Arlington National Cemetery
Located just outside Washington, DC, on 612 acres of rolling and pastoral grounds, are the gravesites of John F. Kennedy and 200,000 other Americans who died in wars such as Vietnam, World Wars I and II, the Korean War and more recently the Gulf War. It also houses the Tomb of the Unknown Soldier which is guarded 24 hours a day. To be in this peaceful and beautiful setting and to see row after row after row of grave stones creates quite a solemn and reverent mood.
The Vietnam Veterans and Korean War Memorials
Both are located on the Mall in Washington, DC – and a few minutes walk from each other. Both are quite unique and moving but the Vietnam Veterans Memorial has special meaning to me because a high school friend of mine, John Corr, has his name etched into that impersonal yet moving marble wall. I have never had an experience like my first visit to Wall! It is an experience of:
- slowly walking along a black marble wall and seeing over 58,000 names inscribed on it representing the Americans who died during that conflict – fifty eight thousand!;
- seeing the effect the wall has on other visitors – searching for someone they used to know, rubbing their fingers across the name when they find it and wondering what it all means;
- seeing people “rubbing” a name onto a piece of paper to create a keepsake they can take away with them;
- seeing the flowers, the letters, the poems and other mementos that were left close to the name of a fallen loved one.

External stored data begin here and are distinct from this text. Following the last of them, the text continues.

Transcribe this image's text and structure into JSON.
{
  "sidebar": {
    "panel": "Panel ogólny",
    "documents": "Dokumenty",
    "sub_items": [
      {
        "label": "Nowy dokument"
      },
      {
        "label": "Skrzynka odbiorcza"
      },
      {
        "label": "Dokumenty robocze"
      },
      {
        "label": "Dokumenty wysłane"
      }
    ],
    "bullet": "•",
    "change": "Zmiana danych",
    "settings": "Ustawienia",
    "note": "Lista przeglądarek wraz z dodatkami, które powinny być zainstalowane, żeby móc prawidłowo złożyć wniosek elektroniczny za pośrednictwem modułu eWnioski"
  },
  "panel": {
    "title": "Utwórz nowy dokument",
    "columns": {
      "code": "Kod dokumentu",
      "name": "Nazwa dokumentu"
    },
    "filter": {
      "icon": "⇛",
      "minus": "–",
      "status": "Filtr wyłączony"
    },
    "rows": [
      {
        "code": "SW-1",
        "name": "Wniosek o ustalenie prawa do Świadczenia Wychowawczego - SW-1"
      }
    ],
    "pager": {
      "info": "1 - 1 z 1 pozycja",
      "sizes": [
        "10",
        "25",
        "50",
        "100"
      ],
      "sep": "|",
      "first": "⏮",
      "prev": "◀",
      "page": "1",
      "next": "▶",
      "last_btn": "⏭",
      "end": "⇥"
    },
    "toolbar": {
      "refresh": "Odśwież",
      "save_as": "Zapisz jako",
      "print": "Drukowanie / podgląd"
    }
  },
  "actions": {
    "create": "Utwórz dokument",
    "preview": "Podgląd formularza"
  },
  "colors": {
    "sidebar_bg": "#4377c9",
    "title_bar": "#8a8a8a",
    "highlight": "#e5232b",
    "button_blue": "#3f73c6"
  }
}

An event like visiting The Wall can cause us to reflect on the dreadfulness of war and commit to ensure such horror never happens again. One can only shake one’s head and commit to do what one can to ensure such horror never happens again. Here are a few sites that can give one a sense of the Wall from afar.
- sc94.ameslab.gov/tour/vetmem.html is a site that shows the wall, gives a brief history of how the wall came to be and provides directions to it.
- www.geocities.com/Pentagon/Quarters/4800/thewall.html is a site where one can search a Vietnam Memorial Database for individuals who died in that conflict – by name, by city etc.
- www.virtualwall.org is a site that allows one to search for a veteran’s name and then to leave a personal remembrances about them or to view remembrances previously left. The emotion in these remembrances is both raw and wonderful.
- The Vietnam Veterans Memorial Wall Page is dedicated to honoring those who died in the Vietnam War. Since it first went on line in 1996 it has evolved into something more. It is now also a place of healing for those affected by one of the most divisive wars in our nation’s history. It has hundreds of links to Vietnam-related educational, events, memorial and POW/MIA web sites.
The Holocaust Museum
My first thought after having visited the Holocaust Museum in Washington, DC was that those who were exterminated during World War II would be very proud of the museum. The creators of the Museum did an incredible job of conveying the history, happenings and horrors of The Holocaust. The museum’s news articles, film clips, voices of the survivors, and physical remnants from extermination camps helped to illustrate the horror of it. If you go to DC and do nothing else, go to the Holocaust Museum. Hopefully you won’t come out the same. And please, if you have children, take them to this museum if they are old enough so that they can begin to understand what happened and to think about it as they grow up. As horrific as it was/is, it happened and more important than scaring a child is to prevent anything even close to this from ever happening again.